With basic research programs moved to BRI, the Hope added a new component through a partnership with a group of cardiologists who were involved with clinical trials, testing new drugs, devices, and treatment methods on patients who volunteer for the studies. The Hope’s clinical research program is headed by Thomas A. Amidon, a Bellevue cardiologist. About two dozen cardiologists, most based on the east side of Lake Washington, participate. At any give time, more than a dozen trials are underway. Recent examples include a study to compare the benefits of two lipid-lowering drugs in patients experiencing a heart attack or chest pain; another to determine the best time to administer an anti-blood clot medication to heart patients; and another to see if a new anti-inflammatory drug can improve patients’ chances of surviving a serious heart attack.
What Nudelman calls "a very skinny staff" of about 35 remains at the Hope’s headquarters at 1710 E. Jefferson Street, around the corner from the site of the original laboratory. The staff operates education programs, administers the clinical research program, and raises money for further cardiovascular research. Nudelman points out that "Every dollar that is donated from the public to the Hope goes directly to research or education -- 100 percent." Administrative costs are financed with revenue from Hope Publications, which produces health-oriented newsletters and brochures.

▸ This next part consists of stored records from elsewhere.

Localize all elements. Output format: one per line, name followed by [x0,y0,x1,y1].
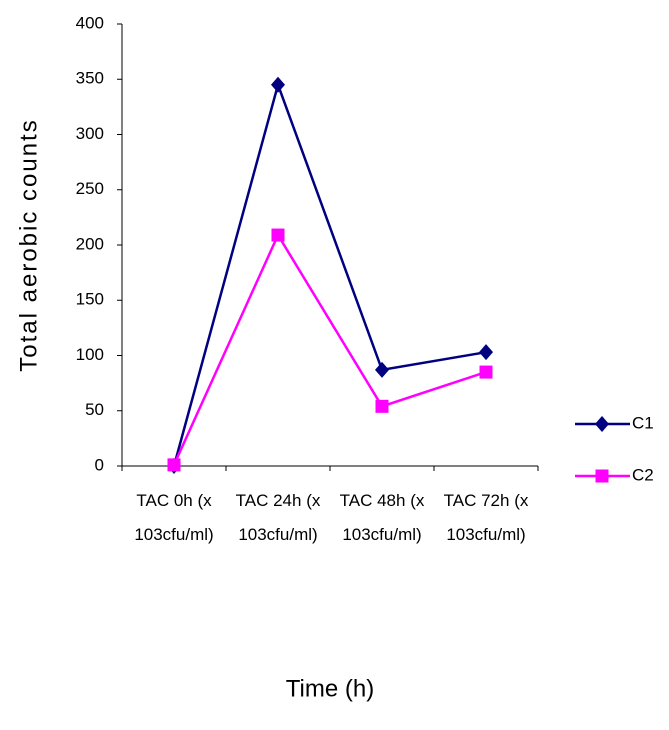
y-tick-label: 400 [76,13,104,32]
data-point [167,458,181,472]
y-tick-label: 0 [95,455,104,474]
data-point [375,361,389,378]
y-tick-label: 200 [76,234,104,253]
legend-marker [595,416,609,432]
legend-marker [595,469,609,483]
y-tick-label: 50 [85,400,104,419]
data-point [271,228,285,242]
legend-label: C1 [632,413,654,432]
x-tick-label: TAC 0h (x 103cfu/ml) [134,491,214,544]
data-point [375,399,389,413]
y-tick-label: 100 [76,345,104,364]
y-tick-label: 250 [76,179,104,198]
y-tick-label: 150 [76,290,104,309]
x-tick-label: TAC 24h (x 103cfu/ml) [235,491,321,544]
legend-label: C2 [632,465,654,484]
x-tick-label: TAC 48h (x 103cfu/ml) [339,491,425,544]
data-point [479,344,493,361]
y-axis-title: Total aerobic counts [15,118,42,371]
x-tick-label: TAC 72h (x 103cfu/ml) [443,491,529,544]
data-point [479,365,493,379]
y-tick-label: 300 [76,124,104,143]
series-line [172,80,487,467]
series-line [172,232,487,466]
data-point [271,76,285,93]
y-tick-label: 350 [76,69,104,88]
x-axis-title: Time (h) [286,675,374,702]
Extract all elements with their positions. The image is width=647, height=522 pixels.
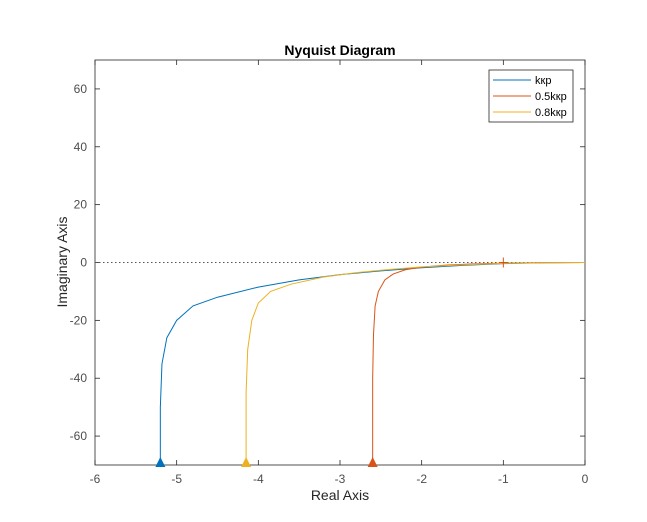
legend: kкр 0.5kкр 0.8kкр [488,69,574,123]
legend-label-0: kкр [535,75,551,87]
y-tick-label: 0 [80,256,87,270]
y-tick-label: 60 [74,82,88,96]
series-arrow-2 [241,457,252,467]
y-tick-label: 40 [74,140,88,154]
chart-title: Nyquist Diagram [284,42,395,58]
y-tick-label: -60 [70,429,88,443]
x-axis-label: Real Axis [311,487,369,503]
series-arrow-1 [367,457,378,467]
y-axis-label: Imaginary Axis [54,216,70,307]
y-tick-label: 20 [74,198,88,212]
x-tick-label: -4 [253,472,264,486]
plot-area: -6 -5 -4 -3 -2 -1 0 -60 -40 -20 0 20 40 60 [70,59,589,486]
legend-label-2: 0.8kкр [535,107,567,119]
x-tick-label: 0 [582,472,589,486]
x-tick-label: -3 [335,472,346,486]
x-tick-label: -1 [498,472,509,486]
x-tick-label: -5 [171,472,182,486]
x-tick-label: -2 [416,472,427,486]
series-line-2 [245,262,586,465]
legend-label-1: 0.5kкр [535,91,567,103]
x-tick-label: -6 [90,472,101,486]
y-tick-label: -20 [70,313,88,327]
y-tick-label: -40 [70,371,88,385]
series-arrow-0 [155,457,166,467]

Lester Sauvage, now medical director emeritus, continues to influence the institute that he founded nearly half a century ago. It was at his behest that the Hope became involved in a five-year epidemiological study launched in 2003 in cooperation with Health Net, a major medical insurance provider on the East Coast. About 6,000 Health Net enrollees are participating in the study. Half will receive a copy of Sauvage’s The Better Life Diet and bimonthly copies of the Hope Health Letter, containing information on diet, exercise, stress reduction, and other health topics. The control group will not receive the material. The total cost of medical claims filed by the two groups will be compared every six months. The goal is to see if regular exposure to health information will make a difference in medical costs.
Sauvage thinks this is the most important study he’s ever been involved with. "Prevention is where we should be," he says, "more than having more sharp knives and more operating rooms and more talented surgeons. We’re not going to defeat heart disease with a knife" (video interview).